The Unconsoled (Leah’s sixth visit)
“Oh Jesus I just saw Rodney in Sainsbury’s!” said Leah, distraught, dropping two shopping bags on the table. “I looked in his basket. He had a meat pie and two cans of ginger beer and a bottle of that hot sauce you put on everything. I came up behind him in the queue, and he pretended he’d forgotten something and hurried off. But then I saw him a few minutes later at a far end queue and he had exactly the same four items.”
82.
Milk round
A festive, chaotic scene, as well attended as the Fresher’s Fair, although this time the banners were not homemade, and instead of Tolkien societies and choral clubs they had printed upon them the melodic names of law firms and the familiar names of banks. Girls in cheerleader outfits bearing the logo of a management consulting firm went round the room giving out little pots of ice cream and cans of energy drinks.
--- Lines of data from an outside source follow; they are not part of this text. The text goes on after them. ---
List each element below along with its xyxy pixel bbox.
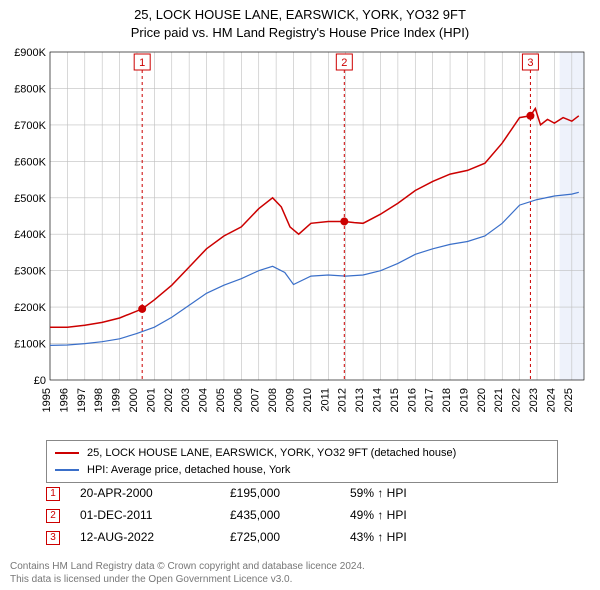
chart-title-block: 25, LOCK HOUSE LANE, EARSWICK, YORK, YO3… (0, 0, 600, 41)
svg-text:1997: 1997 (76, 388, 88, 412)
sale-vs-hpi: 59% ↑ HPI (350, 486, 470, 500)
sale-vs-hpi: 43% ↑ HPI (350, 530, 470, 544)
svg-text:2014: 2014 (371, 388, 383, 412)
sale-marker-2: 2 (46, 509, 60, 523)
svg-text:2009: 2009 (285, 388, 297, 412)
sale-marker-1: 1 (46, 487, 60, 501)
legend: 25, LOCK HOUSE LANE, EARSWICK, YORK, YO3… (46, 440, 558, 483)
svg-text:2021: 2021 (493, 388, 505, 412)
svg-text:2020: 2020 (476, 388, 488, 412)
svg-text:2017: 2017 (424, 388, 436, 412)
svg-text:2011: 2011 (319, 388, 331, 412)
svg-text:1: 1 (139, 57, 145, 69)
svg-text:2002: 2002 (163, 388, 175, 412)
footer-line-2: This data is licensed under the Open Gov… (10, 573, 365, 586)
svg-text:£600K: £600K (14, 156, 46, 168)
sale-marker-3: 3 (46, 531, 60, 545)
svg-text:2015: 2015 (389, 388, 401, 412)
svg-text:2025: 2025 (563, 388, 575, 412)
svg-text:2007: 2007 (250, 388, 262, 412)
svg-text:£200K: £200K (14, 302, 46, 314)
legend-label-hpi: HPI: Average price, detached house, York (87, 462, 290, 479)
svg-text:2: 2 (341, 57, 347, 69)
footer-line-1: Contains HM Land Registry data © Crown c… (10, 560, 365, 573)
svg-text:2005: 2005 (215, 388, 227, 412)
svg-text:2016: 2016 (406, 388, 418, 412)
table-row: 2 01-DEC-2011 £435,000 49% ↑ HPI (46, 504, 470, 526)
svg-text:2013: 2013 (354, 388, 366, 412)
svg-text:£400K: £400K (14, 229, 46, 241)
legend-label-property: 25, LOCK HOUSE LANE, EARSWICK, YORK, YO3… (87, 445, 456, 462)
svg-text:£700K: £700K (14, 120, 46, 132)
svg-text:1995: 1995 (41, 388, 53, 412)
svg-text:2018: 2018 (441, 388, 453, 412)
table-row: 1 20-APR-2000 £195,000 59% ↑ HPI (46, 482, 470, 504)
svg-text:2023: 2023 (528, 388, 540, 412)
svg-text:£900K: £900K (14, 47, 46, 59)
svg-text:£800K: £800K (14, 83, 46, 95)
attribution-footer: Contains HM Land Registry data © Crown c… (10, 560, 365, 586)
legend-item-hpi: HPI: Average price, detached house, York (55, 462, 549, 479)
svg-text:2010: 2010 (302, 388, 314, 412)
legend-swatch-hpi (55, 469, 79, 471)
svg-text:2022: 2022 (511, 388, 523, 412)
sales-table: 1 20-APR-2000 £195,000 59% ↑ HPI 2 01-DE… (46, 482, 470, 548)
sale-vs-hpi: 49% ↑ HPI (350, 508, 470, 522)
sale-date: 12-AUG-2022 (80, 530, 230, 544)
table-row: 3 12-AUG-2022 £725,000 43% ↑ HPI (46, 526, 470, 548)
price-chart-svg: £0 £100K £200K £300K £400K £500K £600K £700K £80… (8, 46, 592, 436)
svg-text:2019: 2019 (458, 388, 470, 412)
svg-text:2001: 2001 (145, 388, 157, 412)
svg-text:1999: 1999 (111, 388, 123, 412)
svg-text:2003: 2003 (180, 388, 192, 412)
svg-text:2006: 2006 (232, 388, 244, 412)
sale-date: 01-DEC-2011 (80, 508, 230, 522)
svg-text:1998: 1998 (93, 388, 105, 412)
sale-price: £195,000 (230, 486, 350, 500)
sale-price: £725,000 (230, 530, 350, 544)
svg-text:2008: 2008 (267, 388, 279, 412)
svg-text:1996: 1996 (58, 388, 70, 412)
svg-text:£300K: £300K (14, 266, 46, 278)
svg-text:£0: £0 (34, 375, 46, 387)
chart-title-address: 25, LOCK HOUSE LANE, EARSWICK, YORK, YO3… (0, 6, 600, 24)
sale-date: 20-APR-2000 (80, 486, 230, 500)
svg-text:2024: 2024 (545, 388, 557, 412)
price-chart: £0 £100K £200K £300K £400K £500K £600K £700K £80… (8, 46, 592, 436)
svg-text:2000: 2000 (128, 388, 140, 412)
svg-text:2004: 2004 (198, 388, 210, 412)
legend-swatch-property (55, 452, 79, 454)
svg-text:3: 3 (527, 57, 533, 69)
chart-title-subtitle: Price paid vs. HM Land Registry's House … (0, 24, 600, 42)
svg-text:2012: 2012 (337, 388, 349, 412)
svg-text:£100K: £100K (14, 339, 46, 351)
sale-price: £435,000 (230, 508, 350, 522)
legend-item-property: 25, LOCK HOUSE LANE, EARSWICK, YORK, YO3… (55, 445, 549, 462)
svg-text:£500K: £500K (14, 193, 46, 205)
Natalie Blake twisted the can in her hand to read the tag that ran round it.
Claim Your Future.
She dug into the ice cream with a little blond wood panel, and watched the green balloons of a German bank slip from their tethers and float slowly up to the ceiling. She heard Rodney’s voice coming from somewhere. He was three tables along, sitting with monstrous keenness on the very edge of a plastic chair. Opposite him, an amused man in a suit and tie made notes on a clipboard.
83.
Mixed metaphors
A year and a half later, when everyone had returned or else moved to London and Natalie was studying for the bar, Rodney Banks sent a letter c/o of Marcia Blake that began: “Keisha, you talk about following your heart, but weird how your heart always seems to know which side its bread is buttered.” Frank De Angelis took this letter from Natalie Blake and kissed the side of her head. “Poor old Rodney. He’s not still trying to become a lawyer, is he?”